In Nairobi, Kenya, Amelia Vogler has dealt with spotty internet connections, missed holidays at home and a mugging at knifepoint. But there was one thing that particularly bothered her: missing out on March Madness.
Vogler, WC '11, is working on communications projects at the regional office of Christian World Services in Nairobi, Kenya. CWS is a non-governmental organization that works to end poverty and injustice throughout the world by supporting communities, humanitarian relief and by campaigning against the causes of global poverty, according to the CWS website.
Vogler is more than halfway through her year of volunteering, during which she has been reporting, taking photographs, writing and interviewing. She hopes to also begin working on documentaries.
Vogler focused on sports journalism during her time at Richmond, including two years as the sports editor for The Collegian. She had considered working for the Washington Post or ESPN, but she was open to working for newspapers, magazines or television.
"I guess I have always just liked meeting new people ... it kind of came natural to me to do something that involves people all the time," Vogler said.
But she knew she didn't want to start a nine-to-five job right after college. She considered the Peace Corps, but was hesitant about the two-year commitment. Vogler found her one-year opportunity with CWS more appealing. She said she had now realized that a year goes by really fast, which was bittersweet.
Vogler was comfortable with volunteering in Africa because she considers travel to be one of her hobbies.
"I guess I've always been into travel, and I think that comes from just being exposed to travel at a very young age," she said.
When Vogler was young, her mother worked for US Airways, which allowed the family to fly stand-by for free. Her childhood bedroom decor included National Geographic covers collaged on the door. And during college, she studied abroad at the National University of Ireland, Galway.
Her friend Lauren Camuso, a senior, said that when Vogler first told her she was going to Africa, she was really proud of her for doing something different and meaningful, as well as having an adventure.
Vogler said she most enjoyed being able to see and show other people a different side of Kenya and East Africa.
"Most people just kind of think my life is like 'The Lion King' and sometimes it is, but it's not like 'The Lion King' at all when I'm at work," she said.
Vogler has been out on safari, but she also enjoys the local transportation, or matatus. She said the 14-passenger vans were similar to really scary clown cars with rap music blaring, packed with a variety of people and sometimes animals.
Along with the moments she enjoys, she said Nairobi could be dangerous and difficult. Vogler said being white was difficult in certain situations, especially when street children came up to her and asked for money. As a volunteer, Vogler only receives a stipend for living expenses. She tries to carry snacks to give the kids instead.
"It's frustrating because just because I'm white doesn't mean I have money. I have a very strict budget and am living within my means," she said.

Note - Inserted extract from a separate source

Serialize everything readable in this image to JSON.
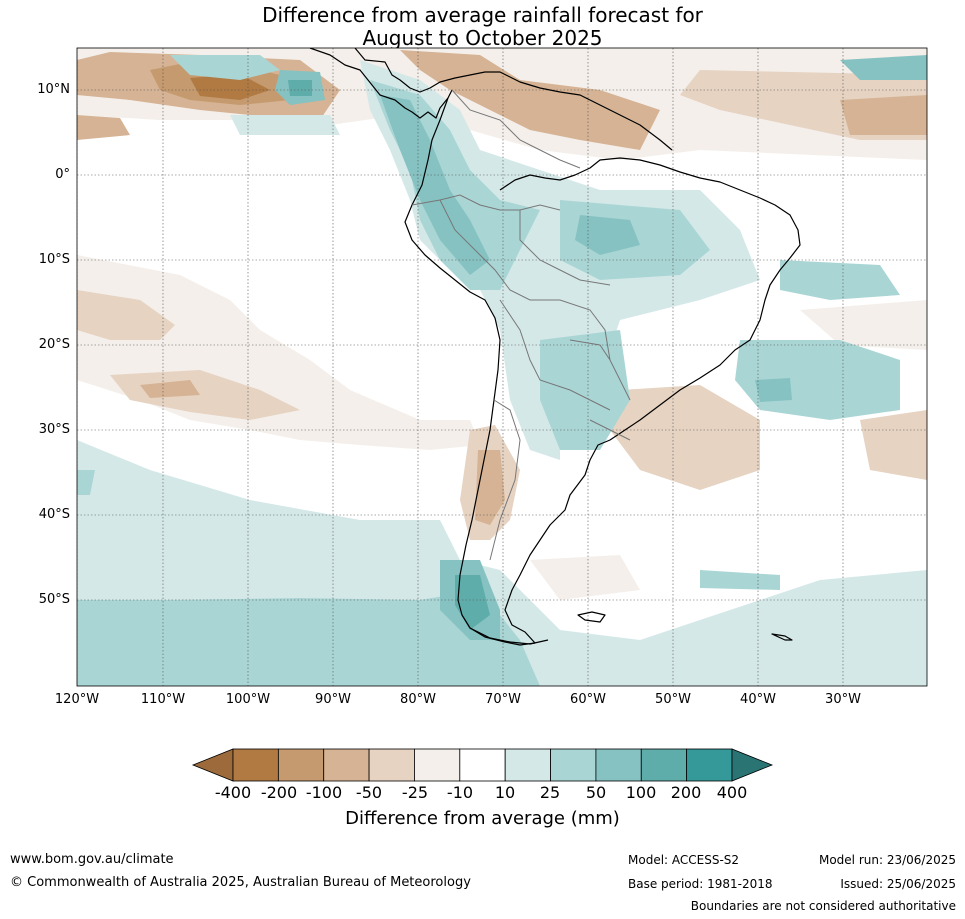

Life in Nairobi is not without its dangers, especially for westerners, including kidnappings, bombings and muggings, but Vogler chooses to continue on with her daily work and activities.
Although the differences between her lifestyle in the U.S. and in Kenya are significant, she said she did not miss America a lot because she could get many of the things she would miss from America in Nairobi, including shopping, movie theaters and restaurants.
She said she did miss being able to attend Homecoming, but she and her friends back home knew that Africa was the right place for her to be.
Camuso said many of Vogler's friends were in the Washington, D.C. area and Vogler might have initially been nervous about the time commitment, especially because at Richmond there was pressure to get a good job right out of school and start making money.
"[Vogler's volunteer work] is just so alternative and not focused on the monetary aspects, but just really getting out there and helping other people, and being able to gain life experiences and personal growth," Camuso said.
Vogler will leave Kenya in August or September 2012. She said she would like to continue doing communications for an NGO or living abroad, preferably in east Africa. She would also look for openings at National Geographic or a large sports news outlet. Her current job made her interested in continuing NGO work, but she said if there was an opening at ESPN tomorrow, she would have to take it.
"Because as much as I love the Barclay's Premier Football League, I need my March Madness, and I need my American football," she said.